Dans cette histoire, si la gauche du Parti socialiste a pris position pour la nationalisation sous la forme d’un soutien pur et simple à Arnaud Montebourg, d’autres ont prôné la nationalisation vue comme une « prise de participation (qui), loin d’être temporaire, doit être pérenne » – comme l’a dit André Chassaigne au nom du groupe PCF-Front de gauche à l’Assemblée nationale.

Mais, au-delà des gesticulations d’un Montebourg, le refus du gouvernement de procéder à la nationalisation du site de Florange a suscité la colère des travailleurs de l’usine, preuve que cette idée de nationalisation, temporaire ou non, apparaît à bon nombre de travailleurs comme une garantie contre les licenciements.
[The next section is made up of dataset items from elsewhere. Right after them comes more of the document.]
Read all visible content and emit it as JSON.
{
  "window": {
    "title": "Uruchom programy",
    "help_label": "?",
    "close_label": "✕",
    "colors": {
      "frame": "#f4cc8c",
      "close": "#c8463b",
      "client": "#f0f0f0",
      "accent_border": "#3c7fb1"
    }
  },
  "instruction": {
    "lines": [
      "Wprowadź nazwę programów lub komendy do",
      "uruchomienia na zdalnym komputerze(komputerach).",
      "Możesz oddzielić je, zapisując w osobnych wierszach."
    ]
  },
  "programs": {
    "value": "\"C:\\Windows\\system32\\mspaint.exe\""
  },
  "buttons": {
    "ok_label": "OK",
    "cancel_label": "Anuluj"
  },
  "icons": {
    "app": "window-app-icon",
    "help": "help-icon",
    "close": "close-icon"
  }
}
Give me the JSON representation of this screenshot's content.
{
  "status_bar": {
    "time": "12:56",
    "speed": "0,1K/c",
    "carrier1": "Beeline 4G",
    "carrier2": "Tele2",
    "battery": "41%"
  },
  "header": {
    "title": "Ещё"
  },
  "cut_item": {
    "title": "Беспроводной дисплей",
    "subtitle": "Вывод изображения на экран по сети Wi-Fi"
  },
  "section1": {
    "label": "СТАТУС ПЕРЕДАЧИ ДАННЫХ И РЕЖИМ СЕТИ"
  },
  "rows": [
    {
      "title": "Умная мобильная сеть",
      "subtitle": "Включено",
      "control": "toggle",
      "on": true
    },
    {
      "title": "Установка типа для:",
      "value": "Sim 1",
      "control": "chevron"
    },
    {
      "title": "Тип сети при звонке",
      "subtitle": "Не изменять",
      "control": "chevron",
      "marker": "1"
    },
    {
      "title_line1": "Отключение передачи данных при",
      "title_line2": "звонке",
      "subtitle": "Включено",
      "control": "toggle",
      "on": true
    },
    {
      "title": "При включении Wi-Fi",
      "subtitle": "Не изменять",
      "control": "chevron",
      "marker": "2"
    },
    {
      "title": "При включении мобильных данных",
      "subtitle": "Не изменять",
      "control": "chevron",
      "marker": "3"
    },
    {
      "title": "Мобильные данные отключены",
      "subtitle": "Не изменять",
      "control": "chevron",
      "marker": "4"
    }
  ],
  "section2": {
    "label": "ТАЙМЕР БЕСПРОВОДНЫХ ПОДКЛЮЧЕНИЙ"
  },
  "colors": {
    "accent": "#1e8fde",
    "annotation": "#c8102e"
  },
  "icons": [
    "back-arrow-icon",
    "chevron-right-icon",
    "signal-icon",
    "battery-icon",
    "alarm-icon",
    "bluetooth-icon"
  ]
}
En fait, derrière l’idée de nationalisation, chacun met ce qu’il veut. Selon Pierre Laurent, le secrétaire national du PCF, le gouvernement a commandé un rapport officiel, le rapport Pascal Faure. « Ce rapport dit que le site est rentable, qu’il y a moyen de le développer et qu’il faut une option nationale et que l’État doit jouer au moins un rôle de stratège pour développer cette option nationale » a-t-il déclaré sur Radio Classique et Public Sénat, ajoutant « Nous avons besoin de sidérurgie, nous avons besoin des hauts-fourneaux de Florange. (...) Il y a une conception des actionnaires dans l’industrie qui exige des taux de rentabilité complètement dingues, et hors de propos avec une vraie logique industrielle. »

Convaincre le patronat de la « rentabilité » de l’entreprise ?

C’est ainsi que, dans les entreprises menacées de fermeture, les organisations syndicales tentent de convaincre que leur entreprise est rentable et s’efforcent de proposer un « plan de relance » destiné à allécher un éventuel repreneur, voire finissent par caresser l’idée d’une SCOP.

Mais, dans la société actuelle, les travailleurs ne sont pas juges de la rentabilité d’une entreprise ; ce sont les capitalistes qui décident des seuils de rentabilité, n’en déplaise à Pierre Laurent : tout ce qu’il propose, c’est une version moins « agressive » du capitalisme, le mythe du « bon capitalisme » investissant dans l’industrie cher aux économistes d’ATTAC et à tous ceux qui dénoncent les « dérives » du capitalisme et non le capitalisme lui-même !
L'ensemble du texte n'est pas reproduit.